SS: You come from a well-established Bollywood family of accomplished artists –your uncle Javed Akhtar, and cousins, Farhan and Zoya. Any plans on collaborating with your cousins in India or even here? 

KA: We talk all the time about trying to find a way to collaborate. But my joke is always that even after I won at the Emmys, there was press – Indian headlines –saying things like, “Farhan’s cousin wins an Emmy” / “Shabana’s nephew wins an Emmy.” It’s very humbling. It’s good for me to remember that.

SS: With the current surge in South Asians being recognized for their talent in Hollywood, what, in your opinion, will be the factors to keep this momentum going and establishing South Asian storytelling as part of content coming out of Hollywood?  

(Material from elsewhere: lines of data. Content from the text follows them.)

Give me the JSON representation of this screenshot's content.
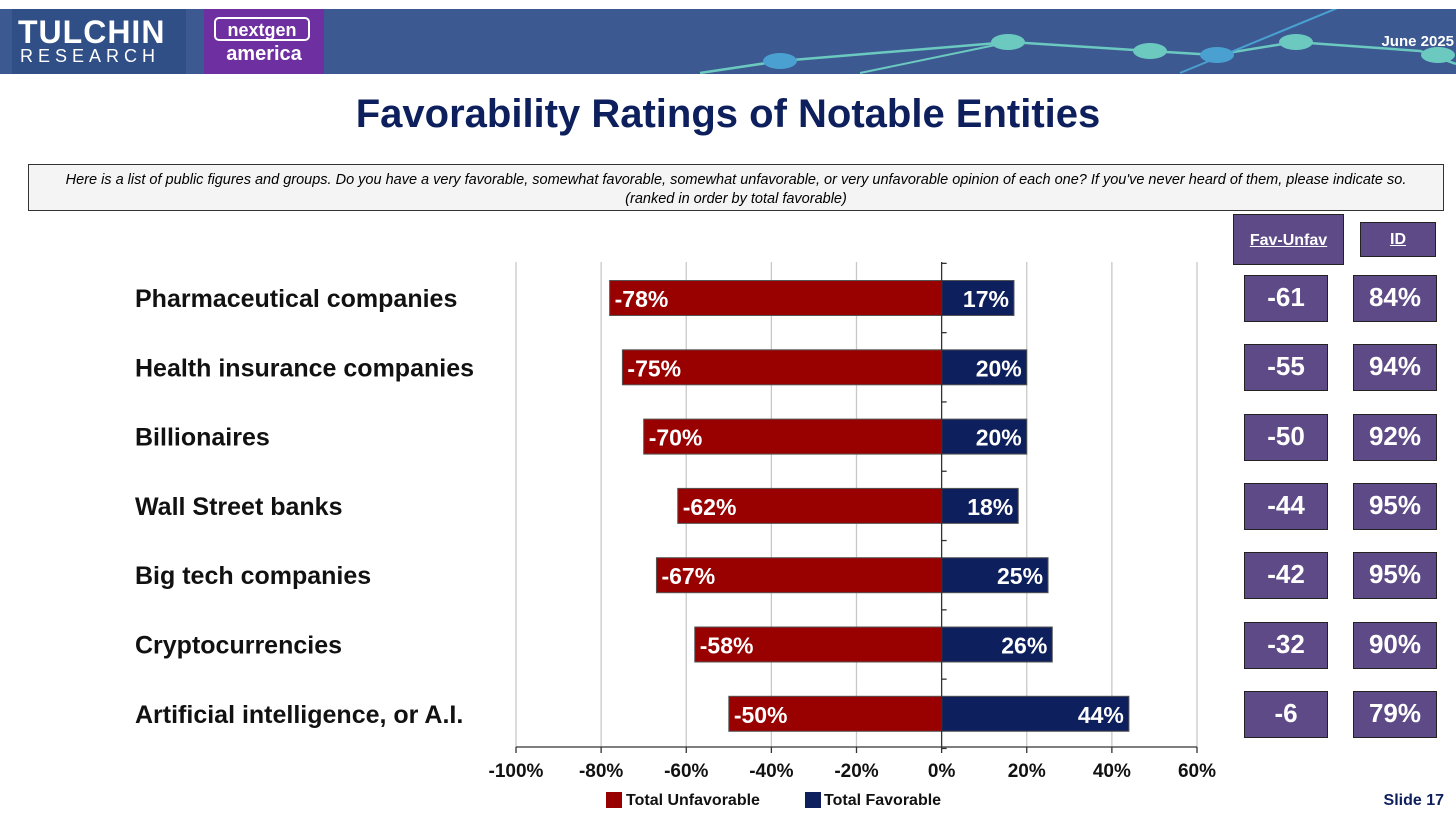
{
  "header": {
    "logo_primary": "TULCHIN",
    "logo_secondary": "RESEARCH",
    "partner_top": "nextgen",
    "partner_bottom": "america",
    "date": "June 2025"
  },
  "title": "Favorability Ratings of Notable Entities",
  "question": "Here is a list of public figures and groups. Do you have a very favorable, somewhat favorable, somewhat unfavorable, or very unfavorable opinion of each one? If you've never heard of them, please indicate so. (ranked in order by total favorable)",
  "side_table": {
    "headers": {
      "net": "Fav-Unfav",
      "id": "ID"
    },
    "net": [
      "-61",
      "-55",
      "-50",
      "-44",
      "-42",
      "-32",
      "-6"
    ],
    "id": [
      "84%",
      "94%",
      "92%",
      "95%",
      "95%",
      "90%",
      "79%"
    ]
  },
  "colors": {
    "unfavorable": "#990000",
    "favorable": "#0d1f5c",
    "header_bg": "#3c5a91",
    "table_bg": "#5d4a86",
    "title": "#0d1f5c"
  },
  "chart_data": {
    "type": "bar",
    "orientation": "horizontal",
    "stacked": "diverging",
    "categories": [
      "Pharmaceutical companies",
      "Health insurance companies",
      "Billionaires",
      "Wall Street banks",
      "Big tech companies",
      "Cryptocurrencies",
      "Artificial intelligence, or A.I."
    ],
    "series": [
      {
        "name": "Total Unfavorable",
        "values": [
          -78,
          -75,
          -70,
          -62,
          -67,
          -58,
          -50
        ],
        "labels": [
          "-78%",
          "-75%",
          "-70%",
          "-62%",
          "-67%",
          "-58%",
          "-50%"
        ]
      },
      {
        "name": "Total Favorable",
        "values": [
          17,
          20,
          20,
          18,
          25,
          26,
          44
        ],
        "labels": [
          "17%",
          "20%",
          "20%",
          "18%",
          "25%",
          "26%",
          "44%"
        ]
      }
    ],
    "xlim": [
      -100,
      60
    ],
    "xticks": [
      -100,
      -80,
      -60,
      -40,
      -20,
      0,
      20,
      40,
      60
    ],
    "xtick_labels": [
      "-100%",
      "-80%",
      "-60%",
      "-40%",
      "-20%",
      "0%",
      "20%",
      "40%",
      "60%"
    ],
    "grid": true,
    "legend": "bottom"
  },
  "slide_label": "Slide 17"
}
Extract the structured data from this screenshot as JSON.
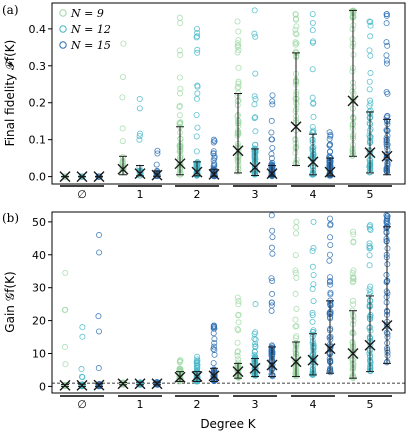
{
  "figure": {
    "xlabel": "Degree K",
    "x_tick_labels": [
      "∅",
      "1",
      "2",
      "3",
      "4",
      "5"
    ],
    "colors": {
      "N=9": "#9fd9a6",
      "N=12": "#45b8c9",
      "N=15": "#2b6fb3",
      "cross": "#1a1a1a"
    },
    "legend_placement": "top-left"
  },
  "chart_data": [
    {
      "panel": "(a)",
      "type": "scatter",
      "ylabel": "Final fidelity 𝓕f(K)",
      "ylim": [
        -0.02,
        0.47
      ],
      "yticks": [
        "0.0",
        "0.1",
        "0.2",
        "0.3",
        "0.4"
      ],
      "legend": [
        "N = 9",
        "N = 12",
        "N = 15"
      ],
      "categories": [
        "∅",
        "1",
        "2",
        "3",
        "4",
        "5"
      ],
      "series": [
        {
          "name": "N = 9",
          "mean": [
            0.0,
            0.02,
            0.035,
            0.07,
            0.135,
            0.205
          ],
          "lower": [
            0.0,
            0.005,
            0.005,
            0.01,
            0.03,
            0.055
          ],
          "upper": [
            0.0,
            0.055,
            0.135,
            0.225,
            0.335,
            0.45
          ],
          "max": [
            0.0,
            0.36,
            0.43,
            0.42,
            0.44,
            0.43
          ]
        },
        {
          "name": "N = 12",
          "mean": [
            0.0,
            0.008,
            0.012,
            0.025,
            0.04,
            0.065
          ],
          "lower": [
            0.0,
            0.002,
            0.002,
            0.003,
            0.005,
            0.01
          ],
          "upper": [
            0.0,
            0.03,
            0.04,
            0.075,
            0.115,
            0.175
          ],
          "max": [
            0.0,
            0.21,
            0.4,
            0.45,
            0.44,
            0.42
          ]
        },
        {
          "name": "N = 15",
          "mean": [
            0.0,
            0.004,
            0.006,
            0.008,
            0.012,
            0.055
          ],
          "lower": [
            0.0,
            0.001,
            0.001,
            0.001,
            0.002,
            0.005
          ],
          "upper": [
            0.0,
            0.015,
            0.02,
            0.03,
            0.05,
            0.155
          ],
          "max": [
            0.0,
            0.07,
            0.1,
            0.22,
            0.12,
            0.44
          ]
        }
      ]
    },
    {
      "panel": "(b)",
      "type": "scatter",
      "ylabel": "Gain 𝒢f(K)",
      "ylim": [
        -2,
        53
      ],
      "yticks": [
        "0",
        "10",
        "20",
        "30",
        "40",
        "50"
      ],
      "reference_line": 1,
      "categories": [
        "∅",
        "1",
        "2",
        "3",
        "4",
        "5"
      ],
      "series": [
        {
          "name": "N = 9",
          "mean": [
            0.3,
            0.8,
            2.8,
            4.5,
            7.5,
            10.0
          ],
          "lower": [
            0.0,
            0.5,
            1.5,
            2.5,
            3.0,
            2.5
          ],
          "upper": [
            0.6,
            1.2,
            4.5,
            7.0,
            13.5,
            23.0
          ],
          "max": [
            34.5,
            1.0,
            8.0,
            27.0,
            50.0,
            47.0
          ]
        },
        {
          "name": "N = 12",
          "mean": [
            0.3,
            0.8,
            3.0,
            5.5,
            8.0,
            12.5
          ],
          "lower": [
            0.0,
            0.5,
            1.5,
            3.0,
            3.5,
            4.5
          ],
          "upper": [
            0.7,
            1.3,
            4.5,
            8.5,
            16.0,
            27.5
          ],
          "max": [
            18.0,
            1.0,
            9.0,
            25.0,
            50.0,
            49.0
          ]
        },
        {
          "name": "N = 15",
          "mean": [
            0.4,
            0.8,
            3.2,
            6.5,
            11.5,
            18.5
          ],
          "lower": [
            0.0,
            0.5,
            1.5,
            3.0,
            4.0,
            7.0
          ],
          "upper": [
            0.8,
            1.3,
            5.5,
            12.0,
            26.0,
            48.5
          ],
          "max": [
            46.0,
            1.0,
            18.5,
            52.0,
            51.0,
            52.0
          ]
        }
      ]
    }
  ]
}
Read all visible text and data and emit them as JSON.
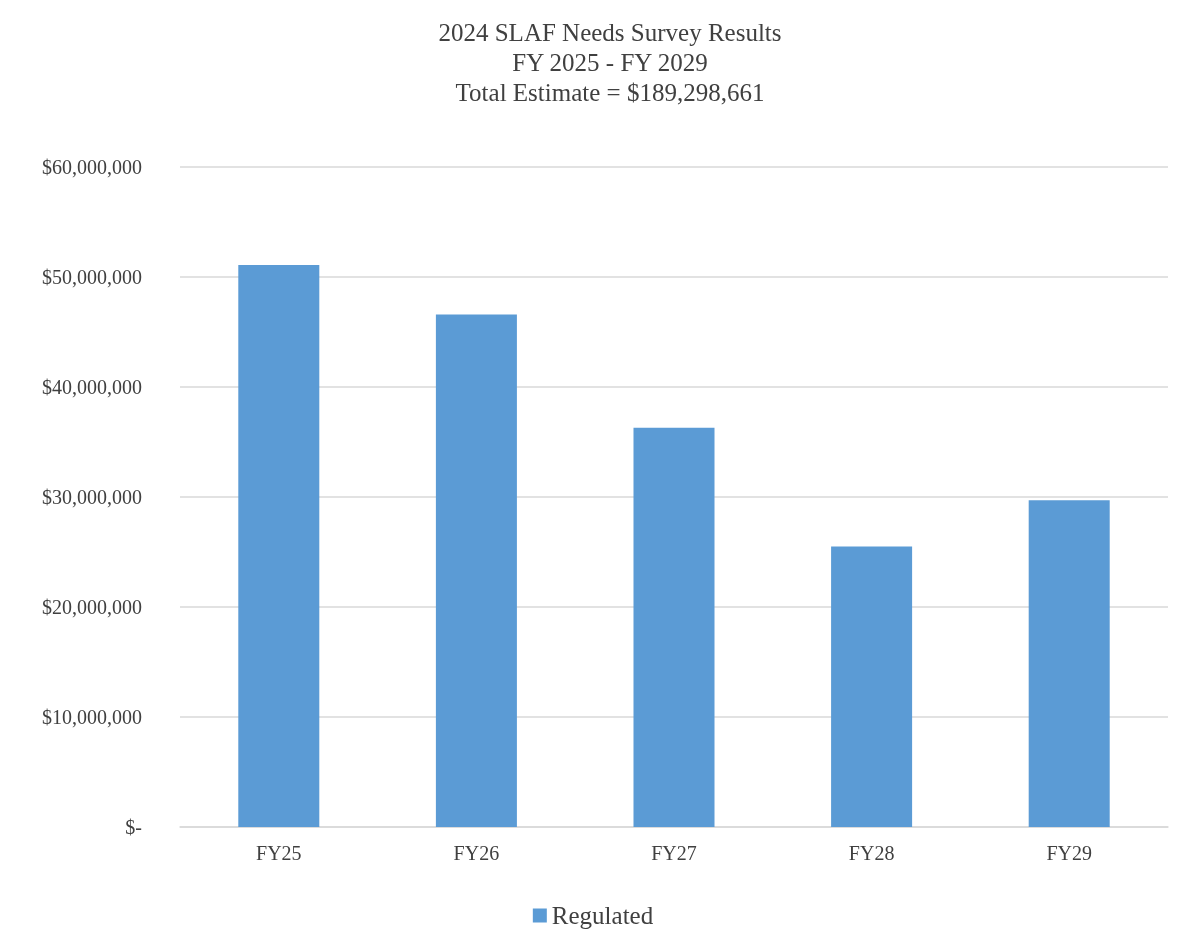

KA: I’m 24 years into my career, and I think entertainment careers are already difficult to get off the ground. And then depending on if you are an outgroup, that makes it harder to get a career going. The work it has taken me to get to this point over time –you end up building a bit of scaffolding around your progress, which helps you keep building, and expanding what it is you’re doing, who it is you’re working with. Hopefully, having a good reputation, and creating further opportunities. A lot of the focus has to be on expanding opportunities and keeping the door open. I have a lot of mentees, and they’re like, “It’s great that you’re sending the elevator back down.” I’m like, “Well, just to be clear, there was no elevator on my way up. It can be easy once you’ve gone up the ropes and through the jungle by yourself, [and] you get to the top. It can be easy for a lot of people to not build an elevator to send back down. But I think those people don’t succeed in the long run because then they end up being up there by themselves.